The full report is quite readable, but a bit long; the main points to understand are summarized below.

Of nearly 3.4 billion pieces of content created on Reddit (which is to say posts, comments, hosted images, etc.), 233 million were removed. These numbers are both up by 20%-30% from 2019. Of those 233 million, 131 million were "proactive" removals by the AutoMod system and 13.6 million were removed after user reports by subreddit moderators.

The remaining 85 million were taken down by Reddit admins; 99.76% of these were spam or "content manipulation" like brigading and astroturfing, with around 50,000 each of harassment, hate and sexualization of minors, smaller amounts of violent speech, doxing and so on.

Chart showing that content removal on reddit was largely spam.
Chart showing that content removal on reddit was largely spam.

Image Credits: Reddit

The 150 million or so pieces of content removed by the AutoMod systems and human moderators can't be as easily characterized. I previously thought that they were comparable but have been told otherwise by Reddit and consequently have adjusted the article to account for this.
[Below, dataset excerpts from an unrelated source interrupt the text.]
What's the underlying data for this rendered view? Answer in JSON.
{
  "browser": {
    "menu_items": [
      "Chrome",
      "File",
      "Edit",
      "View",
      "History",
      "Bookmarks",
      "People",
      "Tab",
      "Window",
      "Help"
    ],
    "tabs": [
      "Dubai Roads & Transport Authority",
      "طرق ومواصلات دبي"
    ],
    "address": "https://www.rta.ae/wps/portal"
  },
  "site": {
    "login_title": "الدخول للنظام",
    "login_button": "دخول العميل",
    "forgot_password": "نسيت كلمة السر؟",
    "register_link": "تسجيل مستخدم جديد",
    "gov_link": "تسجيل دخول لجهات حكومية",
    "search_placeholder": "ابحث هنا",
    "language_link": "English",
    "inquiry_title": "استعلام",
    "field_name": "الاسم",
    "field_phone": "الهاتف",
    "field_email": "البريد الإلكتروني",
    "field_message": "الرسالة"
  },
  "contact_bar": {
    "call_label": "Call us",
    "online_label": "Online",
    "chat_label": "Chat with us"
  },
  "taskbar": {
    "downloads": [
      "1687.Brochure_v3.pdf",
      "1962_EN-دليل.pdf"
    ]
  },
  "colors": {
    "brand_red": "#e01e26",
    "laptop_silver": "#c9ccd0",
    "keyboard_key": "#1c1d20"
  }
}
82,858 subreddits were removed, nearly four times more than 2019. The majority of these were for lack of moderation, followed by hate, harassment and ban evasion (e.g., r/bannedsub starts r/bannedsub2).

When it came to removing comments, hate, violence and harassment were much more prevalent. And 92% of private messages removed (of about 25,000 total) were for harassment. It should be noted that Reddit updated its policy on hateful content in the middle of an especially hate-filled year, so the numbers in this report are new and can't always be directly compared to those from last year.
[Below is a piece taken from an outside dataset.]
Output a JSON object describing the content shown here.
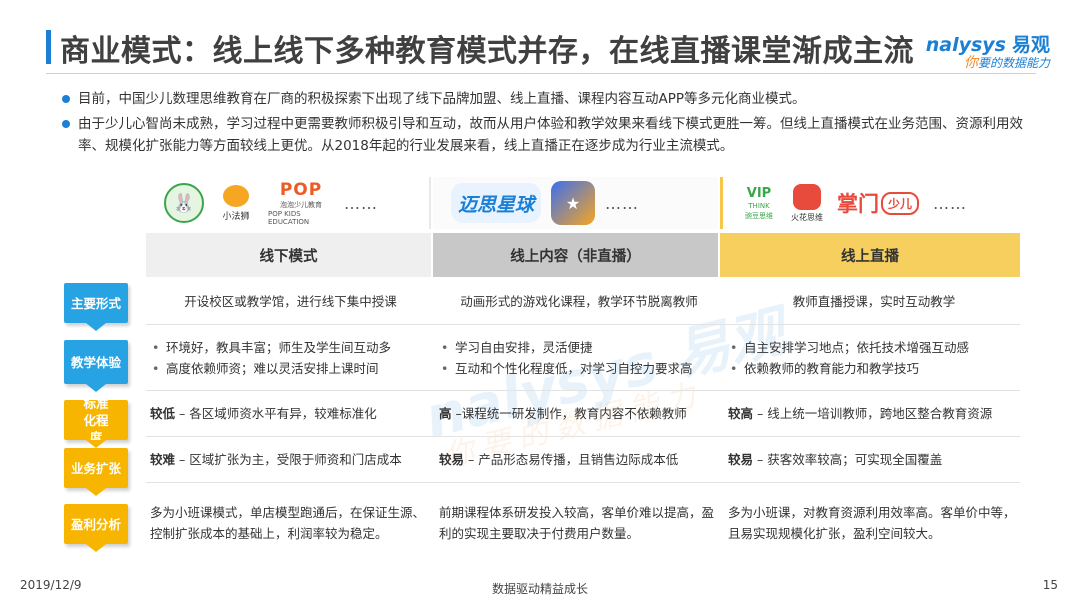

For instance, outside of spam and content manipulation, hate speech resulted in far more bans than any other infraction; more accounts were permanently banned for hate in 2020 than for all causes combined in 2019. (But far fewer for content violations than for spam and ban evasion.) Certainly it's an increase and a serious problem, but the change in moderation practice at least partly accounts for it.

Government requests to remove content were relatively few. Overall Reddit received a couple hundred requests covering about 5,000 pieces of content or subreddits. For example, 753 subreddits had their access restricted to Pakistani users due to anti-obscenity laws there.

Requests from individuals or companies to remove things numbered in the hundreds, and copyright takedown notices asked for about half a million pieces of content to be removed (375,774 were), more than twice 2019's. Only a handful of DMCA counter-notices were received.

Law enforcement came to Reddit 611 times for user information, up 50% from last year, and the company granted 424 of those requests. These are mostly subpoenas, court orders and search warrants. Since Reddit isn't really a social network and accounts can be essentially anonymous or throwaway, it's hard to say what level of disclosure this actually represents. Emergency disclosure requests numbered about 300 and were mostly complied with — these are supposedly life-or-death situations in which a Reddit account is concerned.

Lastly Reddit received somewhere between 0 and 249 secret requests for data, targeting somewhere between 0 and 249 users, same as last year. Sadly, federal law prohibits them from saying any more than this regarding FISA orders and National Security Letters.

Overall the picture painted of Reddit in 2020 is of a growing community worried by spam and inauthentic activity, plus a significant and growing online contingent of hate, harassment and other prohibited content (though last year was surely an exceptional one for this) that it must combat. Lacking much fundamental access to or use of personally identifiable data, Reddit isn't much of a target for three-letter agencies and law enforcement. And with "free speech"-focused alternatives to Reddit and other platforms popping up, it's likely that the hate and harassment that were deplatformed will roost elsewhere in 2021.

(This article has been updated to reflect the lower spam numbers than I originally extrapolated from the report.)